Swedish start-up Epishine has unveiled a semi-transparent organic solar module designed for applications in sensors, consumer electronics and other low-power devices, to reduce or eliminate the need for batteries.
The ultralight panel, dubbed Light Energy Harvesting (LEH), has a thickness of 0.2mm and is available in six versions of different size. “Under typical indoor illumination of around 500 lux, from light sources such as LED or fluorescent light, the device's power conversion efficiency is just below 15%,” the company CTO, Jonas Bergqvist, told pv magazine.
The panel size depends on the cell size, which may vary from 50x50mm to 50x20mm.
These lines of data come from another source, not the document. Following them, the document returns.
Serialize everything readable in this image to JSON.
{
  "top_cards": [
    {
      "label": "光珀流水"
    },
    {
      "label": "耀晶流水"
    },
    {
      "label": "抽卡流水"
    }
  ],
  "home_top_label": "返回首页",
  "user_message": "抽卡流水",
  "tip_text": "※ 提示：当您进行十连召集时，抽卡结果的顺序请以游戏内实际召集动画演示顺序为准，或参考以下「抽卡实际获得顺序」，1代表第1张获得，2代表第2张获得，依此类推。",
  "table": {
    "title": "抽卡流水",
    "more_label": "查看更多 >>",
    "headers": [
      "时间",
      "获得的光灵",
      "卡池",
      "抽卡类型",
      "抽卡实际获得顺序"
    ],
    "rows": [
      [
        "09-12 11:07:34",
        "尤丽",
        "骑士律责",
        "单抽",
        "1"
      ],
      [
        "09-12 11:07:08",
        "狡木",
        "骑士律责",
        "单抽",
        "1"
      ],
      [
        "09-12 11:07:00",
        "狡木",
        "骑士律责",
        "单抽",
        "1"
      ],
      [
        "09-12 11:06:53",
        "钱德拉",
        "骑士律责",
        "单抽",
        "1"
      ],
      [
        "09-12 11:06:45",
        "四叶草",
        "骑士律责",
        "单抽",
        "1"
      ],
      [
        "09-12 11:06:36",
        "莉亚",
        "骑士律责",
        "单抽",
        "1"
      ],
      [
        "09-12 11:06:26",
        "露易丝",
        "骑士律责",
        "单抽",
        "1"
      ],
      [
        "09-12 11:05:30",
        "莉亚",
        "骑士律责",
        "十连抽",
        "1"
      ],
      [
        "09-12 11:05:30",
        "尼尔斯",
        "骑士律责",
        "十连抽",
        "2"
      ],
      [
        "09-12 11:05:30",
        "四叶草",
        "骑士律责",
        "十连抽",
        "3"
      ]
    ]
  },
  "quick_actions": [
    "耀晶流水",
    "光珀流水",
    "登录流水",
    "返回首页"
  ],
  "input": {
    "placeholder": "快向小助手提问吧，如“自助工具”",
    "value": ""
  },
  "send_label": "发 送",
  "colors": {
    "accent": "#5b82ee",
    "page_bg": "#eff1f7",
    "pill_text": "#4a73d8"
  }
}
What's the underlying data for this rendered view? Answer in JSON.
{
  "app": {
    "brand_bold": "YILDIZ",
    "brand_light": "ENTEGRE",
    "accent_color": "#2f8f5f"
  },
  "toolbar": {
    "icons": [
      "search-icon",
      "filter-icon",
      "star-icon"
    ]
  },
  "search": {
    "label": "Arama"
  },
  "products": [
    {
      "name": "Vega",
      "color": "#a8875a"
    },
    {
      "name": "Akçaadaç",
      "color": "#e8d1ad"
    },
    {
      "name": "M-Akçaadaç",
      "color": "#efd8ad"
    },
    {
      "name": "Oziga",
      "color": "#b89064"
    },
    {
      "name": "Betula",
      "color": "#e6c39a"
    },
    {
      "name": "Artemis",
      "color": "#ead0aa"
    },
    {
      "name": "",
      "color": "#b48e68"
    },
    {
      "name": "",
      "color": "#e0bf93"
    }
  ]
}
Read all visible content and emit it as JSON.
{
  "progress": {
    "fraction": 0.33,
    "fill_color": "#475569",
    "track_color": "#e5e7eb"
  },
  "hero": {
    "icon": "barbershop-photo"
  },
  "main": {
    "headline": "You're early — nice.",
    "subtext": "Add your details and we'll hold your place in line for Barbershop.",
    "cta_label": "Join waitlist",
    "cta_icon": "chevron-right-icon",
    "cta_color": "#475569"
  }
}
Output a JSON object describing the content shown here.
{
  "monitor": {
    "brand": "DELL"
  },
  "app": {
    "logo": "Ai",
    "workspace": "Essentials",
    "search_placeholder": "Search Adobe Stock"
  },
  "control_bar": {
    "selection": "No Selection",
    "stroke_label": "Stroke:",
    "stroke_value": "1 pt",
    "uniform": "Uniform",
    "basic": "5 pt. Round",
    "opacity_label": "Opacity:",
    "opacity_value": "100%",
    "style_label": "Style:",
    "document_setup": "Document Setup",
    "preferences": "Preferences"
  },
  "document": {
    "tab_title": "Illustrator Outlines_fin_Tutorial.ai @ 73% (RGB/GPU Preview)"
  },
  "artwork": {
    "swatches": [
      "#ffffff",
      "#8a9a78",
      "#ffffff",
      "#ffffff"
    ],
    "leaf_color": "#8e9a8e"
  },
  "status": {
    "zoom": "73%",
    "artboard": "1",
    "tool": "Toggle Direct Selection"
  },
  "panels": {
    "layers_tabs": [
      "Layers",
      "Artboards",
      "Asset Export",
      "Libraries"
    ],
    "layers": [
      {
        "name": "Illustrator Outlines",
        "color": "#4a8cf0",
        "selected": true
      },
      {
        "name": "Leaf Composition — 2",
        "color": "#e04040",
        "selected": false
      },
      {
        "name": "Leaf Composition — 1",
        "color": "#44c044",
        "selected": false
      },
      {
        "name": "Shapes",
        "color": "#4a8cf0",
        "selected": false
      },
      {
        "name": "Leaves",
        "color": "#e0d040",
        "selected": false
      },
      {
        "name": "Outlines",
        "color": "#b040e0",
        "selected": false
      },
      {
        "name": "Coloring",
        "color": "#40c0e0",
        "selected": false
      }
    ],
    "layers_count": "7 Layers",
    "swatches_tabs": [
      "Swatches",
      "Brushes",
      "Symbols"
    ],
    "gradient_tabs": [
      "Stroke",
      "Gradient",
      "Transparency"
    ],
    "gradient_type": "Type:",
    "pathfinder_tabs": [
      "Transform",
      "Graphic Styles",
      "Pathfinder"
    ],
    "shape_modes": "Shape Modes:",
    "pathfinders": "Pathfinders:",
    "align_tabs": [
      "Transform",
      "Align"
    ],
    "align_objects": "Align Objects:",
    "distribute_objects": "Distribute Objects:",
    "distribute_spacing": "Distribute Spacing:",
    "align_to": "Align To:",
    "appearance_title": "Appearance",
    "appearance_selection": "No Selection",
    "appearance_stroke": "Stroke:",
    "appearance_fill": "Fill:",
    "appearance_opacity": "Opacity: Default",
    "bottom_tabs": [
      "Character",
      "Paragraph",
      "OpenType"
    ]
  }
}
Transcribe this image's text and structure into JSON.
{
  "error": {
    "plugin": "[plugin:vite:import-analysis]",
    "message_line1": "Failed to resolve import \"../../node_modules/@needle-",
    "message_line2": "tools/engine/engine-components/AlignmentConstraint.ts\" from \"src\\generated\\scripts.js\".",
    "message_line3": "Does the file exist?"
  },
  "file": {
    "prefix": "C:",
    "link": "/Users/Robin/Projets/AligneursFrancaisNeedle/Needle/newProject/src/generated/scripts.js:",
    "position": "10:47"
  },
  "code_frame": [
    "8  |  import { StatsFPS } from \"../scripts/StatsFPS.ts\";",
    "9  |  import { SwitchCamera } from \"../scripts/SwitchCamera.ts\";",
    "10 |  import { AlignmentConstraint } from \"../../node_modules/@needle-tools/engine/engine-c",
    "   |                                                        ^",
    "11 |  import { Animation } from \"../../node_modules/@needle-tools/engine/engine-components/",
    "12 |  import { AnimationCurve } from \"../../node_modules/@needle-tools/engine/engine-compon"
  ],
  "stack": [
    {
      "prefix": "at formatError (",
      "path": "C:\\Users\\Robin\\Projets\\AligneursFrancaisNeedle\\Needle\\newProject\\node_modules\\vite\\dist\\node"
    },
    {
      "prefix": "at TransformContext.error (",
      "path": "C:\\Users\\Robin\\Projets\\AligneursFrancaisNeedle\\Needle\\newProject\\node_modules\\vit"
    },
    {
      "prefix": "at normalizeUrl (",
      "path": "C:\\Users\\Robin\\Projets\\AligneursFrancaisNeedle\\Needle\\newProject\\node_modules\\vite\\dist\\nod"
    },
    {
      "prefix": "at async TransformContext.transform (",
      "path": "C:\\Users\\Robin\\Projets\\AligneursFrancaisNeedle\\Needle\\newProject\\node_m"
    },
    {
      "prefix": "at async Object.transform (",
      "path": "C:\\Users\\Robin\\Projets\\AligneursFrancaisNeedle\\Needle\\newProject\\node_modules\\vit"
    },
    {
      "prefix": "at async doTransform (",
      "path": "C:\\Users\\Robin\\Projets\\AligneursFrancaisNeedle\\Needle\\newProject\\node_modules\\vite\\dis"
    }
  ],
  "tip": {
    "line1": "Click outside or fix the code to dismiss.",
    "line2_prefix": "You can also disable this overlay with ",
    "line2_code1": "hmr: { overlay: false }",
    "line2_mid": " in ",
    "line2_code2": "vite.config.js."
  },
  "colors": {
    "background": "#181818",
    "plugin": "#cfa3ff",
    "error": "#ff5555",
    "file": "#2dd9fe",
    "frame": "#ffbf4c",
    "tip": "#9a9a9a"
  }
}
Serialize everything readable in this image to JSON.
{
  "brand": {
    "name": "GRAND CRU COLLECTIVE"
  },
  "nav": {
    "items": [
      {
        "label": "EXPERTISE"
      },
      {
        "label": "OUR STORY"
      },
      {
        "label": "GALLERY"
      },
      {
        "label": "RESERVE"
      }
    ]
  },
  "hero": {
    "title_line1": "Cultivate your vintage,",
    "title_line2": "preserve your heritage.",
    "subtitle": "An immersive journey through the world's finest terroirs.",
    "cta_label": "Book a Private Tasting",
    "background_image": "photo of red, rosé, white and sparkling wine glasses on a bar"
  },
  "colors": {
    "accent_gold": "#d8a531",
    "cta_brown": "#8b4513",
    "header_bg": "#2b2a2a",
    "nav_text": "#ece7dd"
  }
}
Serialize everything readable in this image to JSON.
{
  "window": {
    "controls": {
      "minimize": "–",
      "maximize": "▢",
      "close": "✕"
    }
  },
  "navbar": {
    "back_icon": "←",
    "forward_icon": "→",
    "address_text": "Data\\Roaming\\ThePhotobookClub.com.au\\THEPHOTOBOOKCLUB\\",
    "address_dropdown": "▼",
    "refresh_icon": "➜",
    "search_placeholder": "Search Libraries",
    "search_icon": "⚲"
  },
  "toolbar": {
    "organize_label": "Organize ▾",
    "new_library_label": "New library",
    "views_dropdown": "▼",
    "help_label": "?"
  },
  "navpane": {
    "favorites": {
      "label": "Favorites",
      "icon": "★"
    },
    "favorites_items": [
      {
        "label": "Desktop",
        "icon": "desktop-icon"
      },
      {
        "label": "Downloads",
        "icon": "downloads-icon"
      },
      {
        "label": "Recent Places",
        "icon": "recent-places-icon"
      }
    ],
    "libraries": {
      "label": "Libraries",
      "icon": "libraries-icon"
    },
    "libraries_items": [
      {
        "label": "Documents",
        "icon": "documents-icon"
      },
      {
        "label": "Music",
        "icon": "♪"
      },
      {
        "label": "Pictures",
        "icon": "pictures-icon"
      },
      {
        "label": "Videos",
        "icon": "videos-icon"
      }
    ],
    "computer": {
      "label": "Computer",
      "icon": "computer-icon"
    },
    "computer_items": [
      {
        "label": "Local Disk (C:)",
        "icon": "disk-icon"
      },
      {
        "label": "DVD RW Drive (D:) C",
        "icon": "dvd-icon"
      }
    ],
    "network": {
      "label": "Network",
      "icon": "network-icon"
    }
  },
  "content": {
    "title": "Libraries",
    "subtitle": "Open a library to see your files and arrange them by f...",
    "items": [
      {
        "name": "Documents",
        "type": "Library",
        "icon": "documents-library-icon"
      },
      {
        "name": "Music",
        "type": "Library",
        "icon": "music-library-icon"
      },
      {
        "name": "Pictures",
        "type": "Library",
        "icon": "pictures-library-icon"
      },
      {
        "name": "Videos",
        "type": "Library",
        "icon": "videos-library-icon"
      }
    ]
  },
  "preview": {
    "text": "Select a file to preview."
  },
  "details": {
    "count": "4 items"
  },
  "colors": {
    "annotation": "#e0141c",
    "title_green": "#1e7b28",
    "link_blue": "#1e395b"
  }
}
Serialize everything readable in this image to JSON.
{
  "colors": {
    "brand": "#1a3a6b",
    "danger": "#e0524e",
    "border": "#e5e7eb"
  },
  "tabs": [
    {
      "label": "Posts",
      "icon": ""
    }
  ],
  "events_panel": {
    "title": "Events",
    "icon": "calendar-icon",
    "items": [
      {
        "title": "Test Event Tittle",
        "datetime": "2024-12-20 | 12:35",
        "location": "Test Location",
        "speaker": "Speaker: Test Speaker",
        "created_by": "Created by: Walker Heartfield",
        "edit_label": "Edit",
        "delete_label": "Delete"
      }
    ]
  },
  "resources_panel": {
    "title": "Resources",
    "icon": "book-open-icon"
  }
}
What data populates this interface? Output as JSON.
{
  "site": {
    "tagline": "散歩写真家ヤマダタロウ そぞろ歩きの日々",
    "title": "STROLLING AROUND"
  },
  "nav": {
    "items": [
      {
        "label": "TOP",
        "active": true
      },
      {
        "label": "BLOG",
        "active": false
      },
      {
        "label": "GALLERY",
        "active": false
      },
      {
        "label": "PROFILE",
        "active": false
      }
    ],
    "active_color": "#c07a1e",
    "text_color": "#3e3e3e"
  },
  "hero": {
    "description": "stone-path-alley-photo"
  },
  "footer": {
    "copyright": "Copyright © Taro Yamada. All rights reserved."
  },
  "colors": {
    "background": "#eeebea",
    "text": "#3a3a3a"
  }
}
The largest device has an open-circuit voltage of 3.8 V, a short-circuit current of 146 μA, and an output power of 418 μW. The smallest one features an open-circuit voltage of 5.05 V, a short-circuit current of 42 μA, and an output power of 150 μW.
The module is protected with an encapsulation barrier that protects it from oxygen and moisture. “We have developed a roll-to-roll printing process where we print all the layers and current collectors,” Bergqvist further explained. “We print all our materials in the light cell on a PET substrate and we work with organic solar cells which means that the active layer converting light energy to electricity is composed of carbon-based molecules.
“The price depends on the volume of the order and if there are any modifications on size or design to fit the product,” Bergqvist stated, adding the products are currently being manufactured at the company's facility in Linköping, Sweden. “Regarding initial factory capacity, we will be able to meet the demand we see right now and we will be able to scale our capacity to meet larger orders,” he added, without specifying how much current capacity is.
The product can also be used in conjunction with capacitors to replace batteries or prolong their lifetime in low-power applications. “As a reference estimate, indoor PV modules are commonly sized like a credit card or two and our panel has a surface of 30cm2 [of] indoor PV module, which means that 1,000m2 allows for over 300,000 indoor PV modules,” Bergqvist said.
“Epishine's long-term goal is to be in the forefront of printed organic solar cells and, step by step, enable the world's most scalable, resource-efficient and affordable solar cell,” the company said in a statement issued on the occasion of the launch of the module. “The company was founded in 2016 and has just over 20 employees, with [its] headquarters in Linköping, and is mainly owned by a founding team together with renowned institutional investors and family offices.”
In 2019, the Swedish company was awarded a grant of approximately SEK24 million (€2.3 million) from the European Commission, within the Horizon 2020 program. Other investors include Swedish investment firms Beijer Ventures, Vigo Carlund, Almi Invest Greentech, and Potential Invest.